Los Angeles-based Magnetek Inc. announced Tuesday that Frank Perna Jr. has resigned as president and chief executive of the troubled maker of electrical equipment. Chairman Andrew G. Galef will act as chief executive until a replacement is found.
Perna joined Magnetek, which was formed in 1984, as president and member of the board in June, 1985. He became chief executive in July, 1990. Sales rose from $195 million to $1.5 billion in the fiscal year ended June 30, 1993. Magnetek now has 60 manufacturing and service centers worldwide, with 18,000 employees.
Perna led the company to inclusion as one of the Fortune 500 companies in less than three years, the most rapid growth ever recorded in the index.
Much of the growth is attributable to commercial and industrial demand for the company’s energy-efficient ballasts for fluorescent lighting. To avoid having to build more power plants, utilities have recently offered rebates to companies that switch to high-efficiency lighting systems.
But Magnetek overestimated the demand, according to analysts and investors, and distributors ordered far more ballasts than were needed. Demand for new units has been stalled while the distributors reduce their excess inventory. Fourth-quarter earnings dropped 67% from fiscal 1992.

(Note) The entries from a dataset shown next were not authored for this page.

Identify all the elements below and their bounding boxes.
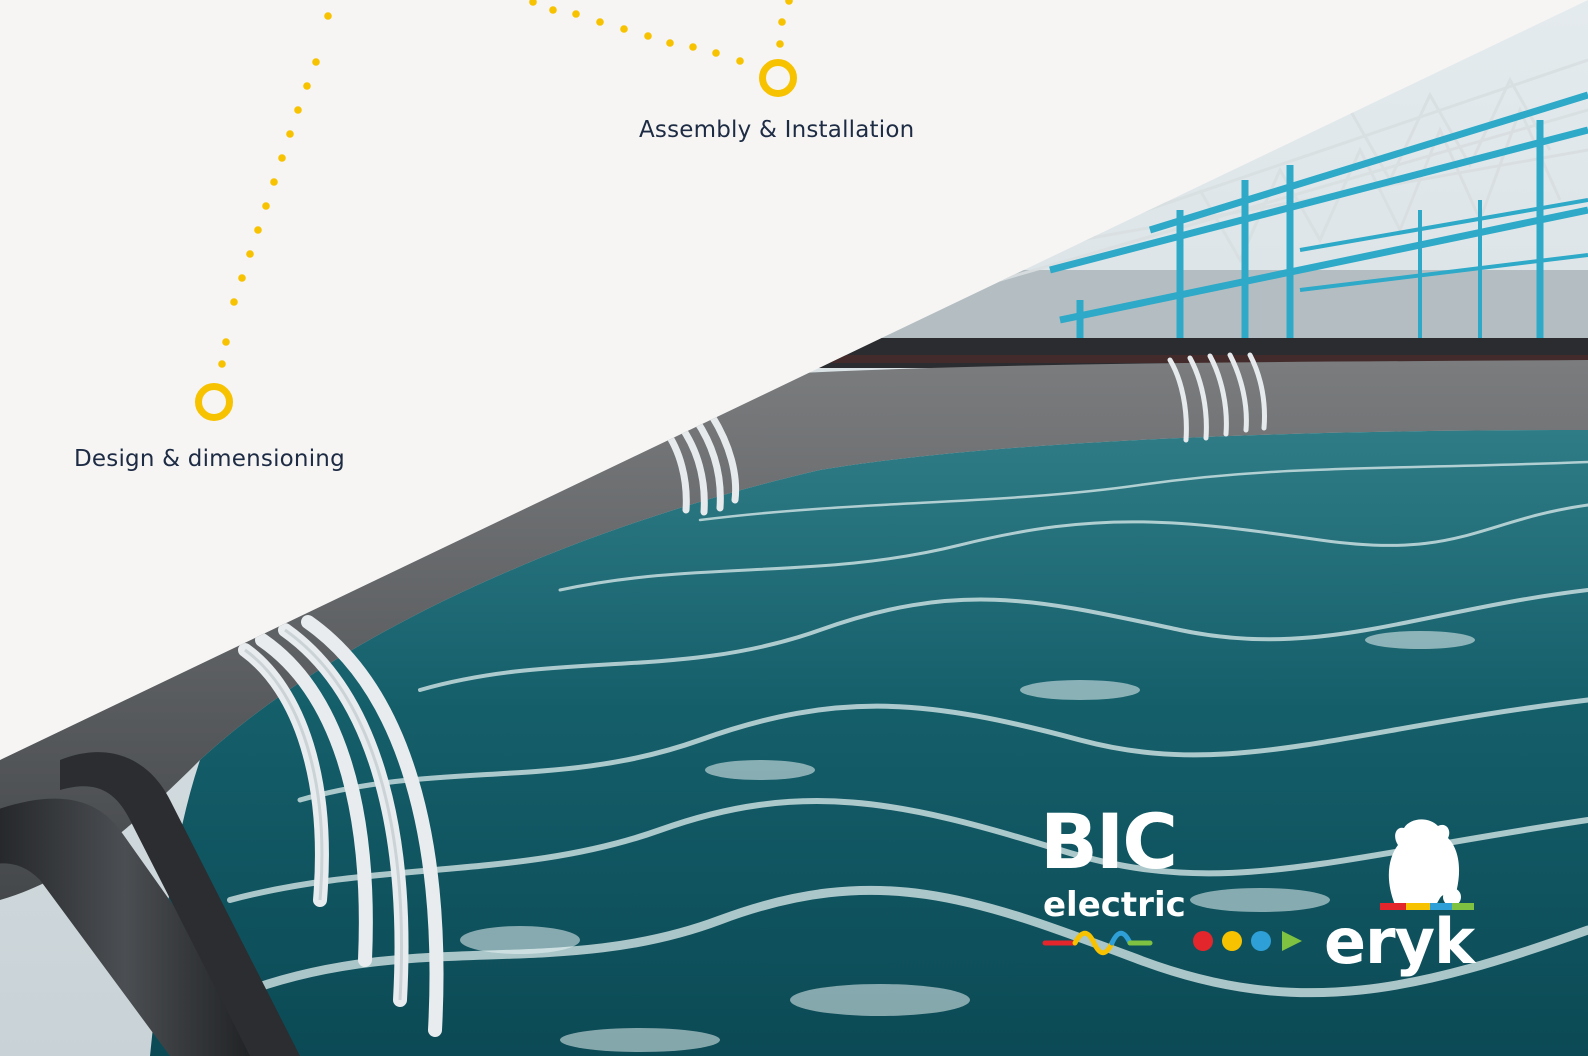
eryk-wordmark: eryk xyxy=(1324,905,1477,978)
step-marker-design xyxy=(195,383,233,421)
bic-logo-text: BIC xyxy=(1040,797,1176,886)
step-marker-assembly xyxy=(759,59,797,97)
bic-logo-subtext: electric xyxy=(1043,885,1186,925)
process-dotted-path xyxy=(218,0,793,368)
step-label-design: Design & dimensioning xyxy=(74,446,345,472)
step-label-assembly: Assembly & Installation xyxy=(639,117,915,143)
bic-electric-logo: BIC electric xyxy=(1040,797,1186,956)
eryk-logo: eryk xyxy=(1193,819,1478,978)
bear-icon xyxy=(1388,819,1461,906)
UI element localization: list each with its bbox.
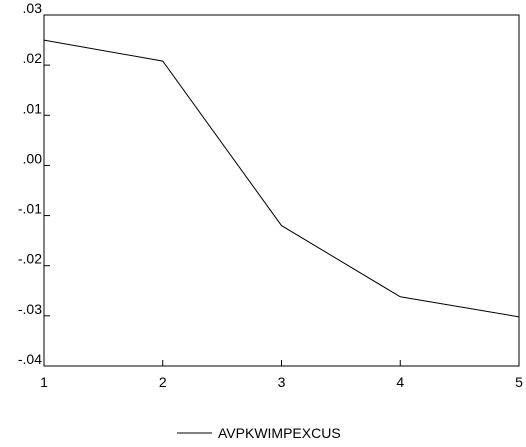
x-tick-label: 3 — [278, 374, 286, 390]
plot-frame — [43, 14, 520, 367]
y-tick-label: .00 — [23, 150, 43, 166]
x-tick-label: 1 — [40, 374, 48, 390]
legend-label-avpkwimpexcus: AVPKWIMPEXCUS — [218, 425, 341, 441]
y-tick-label: .01 — [23, 100, 43, 116]
y-tick-label: .02 — [23, 50, 43, 66]
series-line-avpkwimpexcus — [43, 39, 520, 318]
x-tick-label: 5 — [515, 374, 523, 390]
y-axis: .03 .02 .01 .00 -.01 -.02 -.03 -.04 — [18, 0, 50, 367]
legend: AVPKWIMPEXCUS — [177, 425, 341, 441]
y-tick-label: -.02 — [18, 251, 42, 267]
x-tick-label: 2 — [159, 374, 167, 390]
y-tick-label: -.04 — [18, 351, 42, 367]
x-tick-label: 4 — [396, 374, 404, 390]
series-layer — [43, 39, 520, 318]
y-tick-label: -.03 — [18, 301, 42, 317]
y-tick-label: .03 — [23, 0, 43, 16]
x-axis: 1 2 3 4 5 — [40, 360, 523, 390]
y-tick-label: -.01 — [18, 201, 42, 217]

“The opportunity in this market is immense,” Perna said Tuesday, “but this market has never gone through such turbulence with regard to supply and demand.”
Perna said he has no definite plans, but had been considering such a move for some time. “My primary plans right now are to have some fun,” he said.
Carlene Murphy, co-manager of the Strong Common Stock Fund and Strong Opportunity Fund in Milwaukee, which sold their Magnetek holdings earlier this year, said: “Frank Perna is a very good operating manager. He might have been a little bit optimistic about the prospects for some of the businesses.”
Meanwhile, Jennifer Pokrzywinsky, an analyst at Morgan Stanley in New York, upgraded her recommendation Tuesday to “buy.”
Magnetek stock closed Tuesday at $13.375 a share on the New York Stock Exchange, up 25 cents for the day. The stock recently plunged to $12.50 a share from a high of $25.50 early in the year.